Sixty-one patients developed more than one psoriasis subtype. Plaque psoriasis was the most common TNFI-induced psoriasis subtype, occurring in 50 patients (49%), followed by scalp psoriasis, palmoplantar pustulosis, inverse psoriasis, guttate psoriasis and generalized pustular psoriasis.
Sixty-four percent of patients initially received topical medications alone. Cases resistant to topicals alone were treated with other modalities, including phototherapy, addition/switch to traditional systemic immunomodulatory agents and discontinuation/switch to another TNFI.
Forty out of 62 patients prescribed only topicals saw improvement or resolution of their TNFI-induced psoriasis. (These patients had no significant difference in disease severity from the rest of the cohort.) Narrow-band UVB phototherapy in addition to topicals resulted in improvement/resolution in five out of nine patients. Three out of seven patients experienced improvement or resolution with systemic glucocorticoids with or without topicals.

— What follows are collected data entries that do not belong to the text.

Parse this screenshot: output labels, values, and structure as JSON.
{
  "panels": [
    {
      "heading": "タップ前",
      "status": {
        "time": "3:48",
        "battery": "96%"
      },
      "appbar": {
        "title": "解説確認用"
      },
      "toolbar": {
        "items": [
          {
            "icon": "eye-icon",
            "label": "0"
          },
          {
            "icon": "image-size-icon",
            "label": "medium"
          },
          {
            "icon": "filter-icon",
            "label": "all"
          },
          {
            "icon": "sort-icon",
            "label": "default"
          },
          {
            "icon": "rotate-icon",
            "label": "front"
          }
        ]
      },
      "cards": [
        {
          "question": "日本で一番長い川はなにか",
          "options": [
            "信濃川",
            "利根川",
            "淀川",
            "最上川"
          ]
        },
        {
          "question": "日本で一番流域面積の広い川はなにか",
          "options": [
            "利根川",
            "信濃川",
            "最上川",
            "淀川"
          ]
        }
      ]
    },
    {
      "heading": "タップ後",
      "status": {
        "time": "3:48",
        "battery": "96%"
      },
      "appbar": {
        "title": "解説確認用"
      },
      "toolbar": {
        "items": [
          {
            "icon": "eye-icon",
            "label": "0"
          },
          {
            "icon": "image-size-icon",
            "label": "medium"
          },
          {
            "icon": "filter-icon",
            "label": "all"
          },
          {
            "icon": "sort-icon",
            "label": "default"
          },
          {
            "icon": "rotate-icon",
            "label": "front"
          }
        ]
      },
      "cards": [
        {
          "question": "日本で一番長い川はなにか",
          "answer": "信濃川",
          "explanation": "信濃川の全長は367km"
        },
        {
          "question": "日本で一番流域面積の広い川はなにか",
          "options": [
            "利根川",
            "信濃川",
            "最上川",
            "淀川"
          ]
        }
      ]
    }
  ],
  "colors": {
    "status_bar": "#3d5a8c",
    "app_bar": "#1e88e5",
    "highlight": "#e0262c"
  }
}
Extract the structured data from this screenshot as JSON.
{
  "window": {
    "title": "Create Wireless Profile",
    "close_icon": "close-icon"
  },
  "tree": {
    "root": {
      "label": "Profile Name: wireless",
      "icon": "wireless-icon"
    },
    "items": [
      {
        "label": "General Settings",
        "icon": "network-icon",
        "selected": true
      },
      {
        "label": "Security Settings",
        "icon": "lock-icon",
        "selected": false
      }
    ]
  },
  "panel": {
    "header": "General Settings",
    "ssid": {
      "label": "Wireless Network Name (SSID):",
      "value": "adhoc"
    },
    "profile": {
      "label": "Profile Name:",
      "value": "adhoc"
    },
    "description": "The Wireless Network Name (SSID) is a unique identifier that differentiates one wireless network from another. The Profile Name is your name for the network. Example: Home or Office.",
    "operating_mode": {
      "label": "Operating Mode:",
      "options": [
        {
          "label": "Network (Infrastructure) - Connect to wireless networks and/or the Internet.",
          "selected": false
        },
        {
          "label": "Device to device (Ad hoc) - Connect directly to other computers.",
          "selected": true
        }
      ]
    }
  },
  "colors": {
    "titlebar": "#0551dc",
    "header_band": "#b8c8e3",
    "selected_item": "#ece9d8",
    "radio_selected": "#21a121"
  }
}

“Although various strategies were required to eventually control TNFI-induced psoriasis, one of the most interesting results of our study was that a high percentage of patients improved with topical medications alone,” says Dr. Fernandez. “In fact, this improvement was higher than in other comparable reported cohorts. We hypothesize our results were better because dermatologists, who are knowledgeable about the various types and strengths of topical agents, were included in the diagnosis and management of these patients.”

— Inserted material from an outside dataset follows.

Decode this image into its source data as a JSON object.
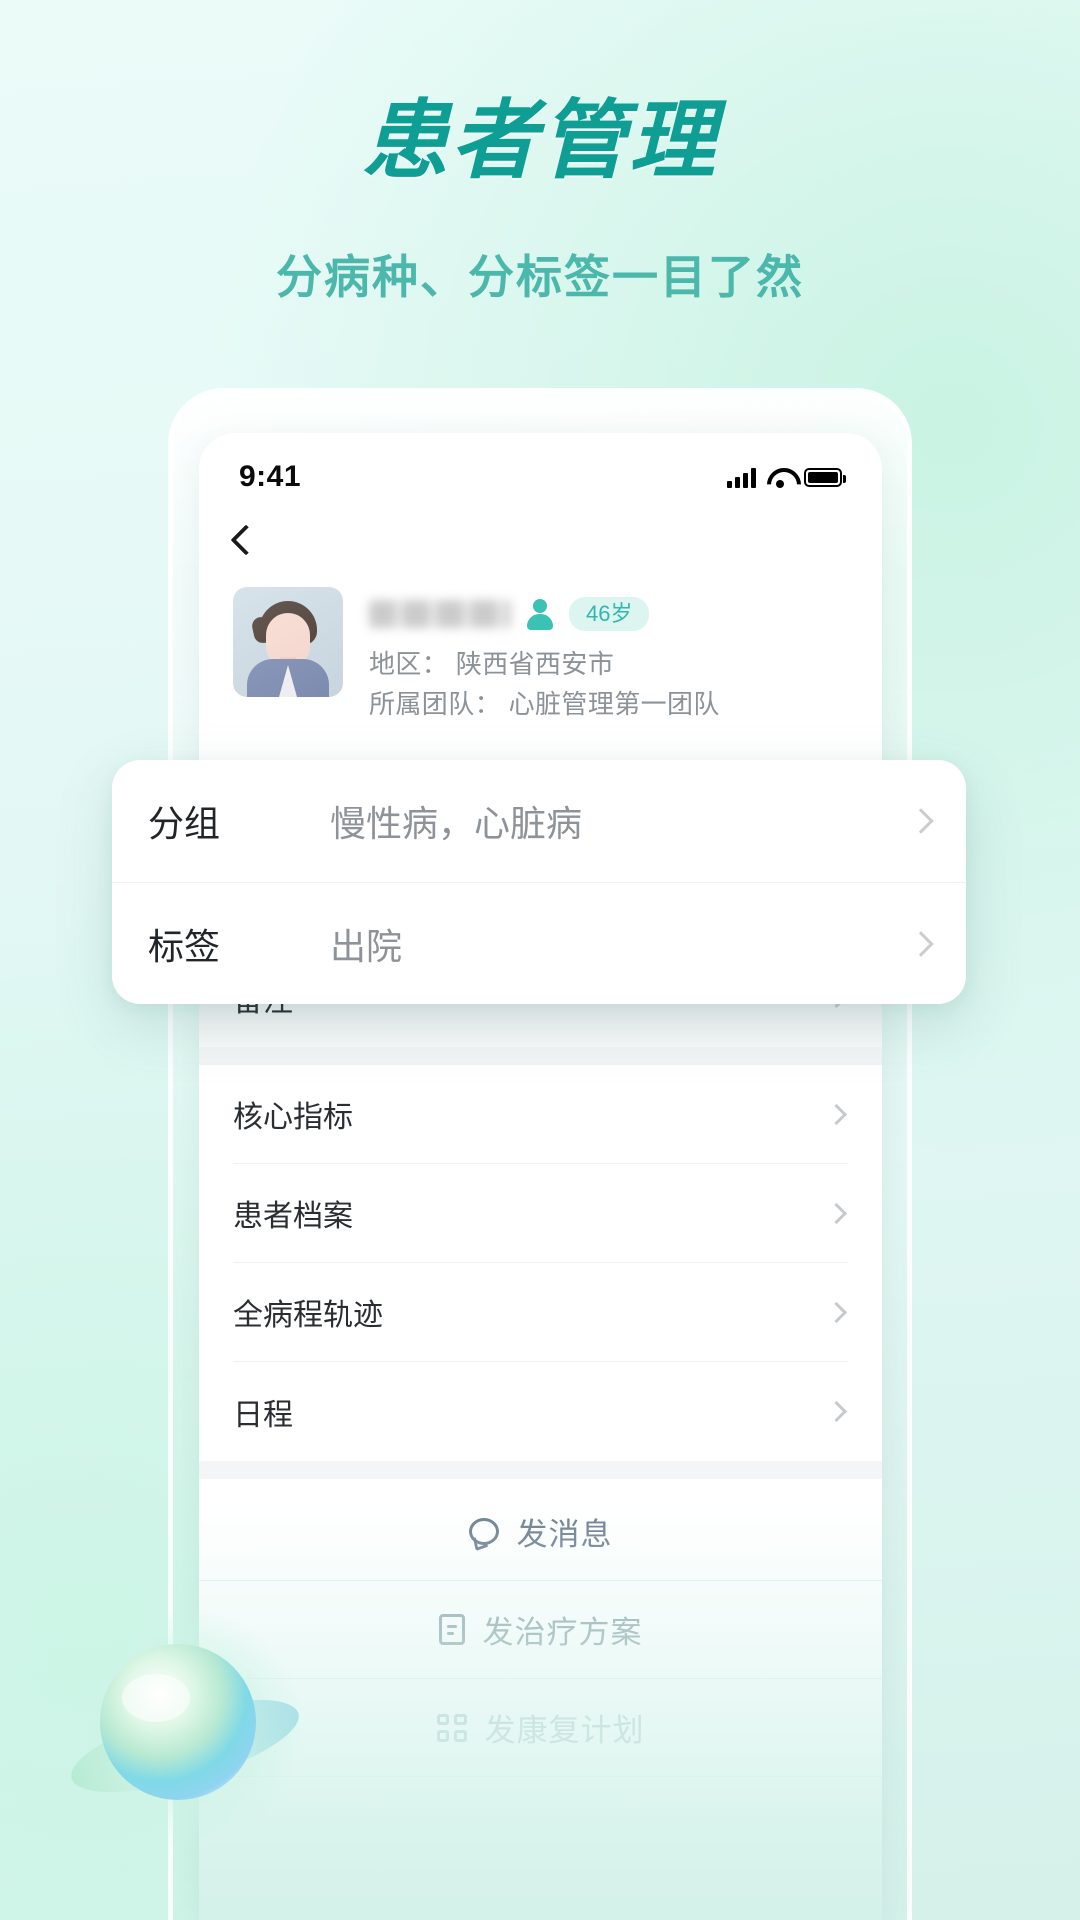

“There is very little research and mostly case reports on the management of TNFI-induced psoriasis,” says Elaine Husni, MD, MPH, Vice Chair of the Department of Rheumatologic and Immunologic Disease at Cleveland Clinic. “This study highlights the wide spectrum of management options in a large cohort of patients with TNFI-induced psoriasis. Since many times a TNF inhibitor is the best option for the patient, knowing there are options in addition to discontinuing the drug may be helpful to optimize patient outcomes.”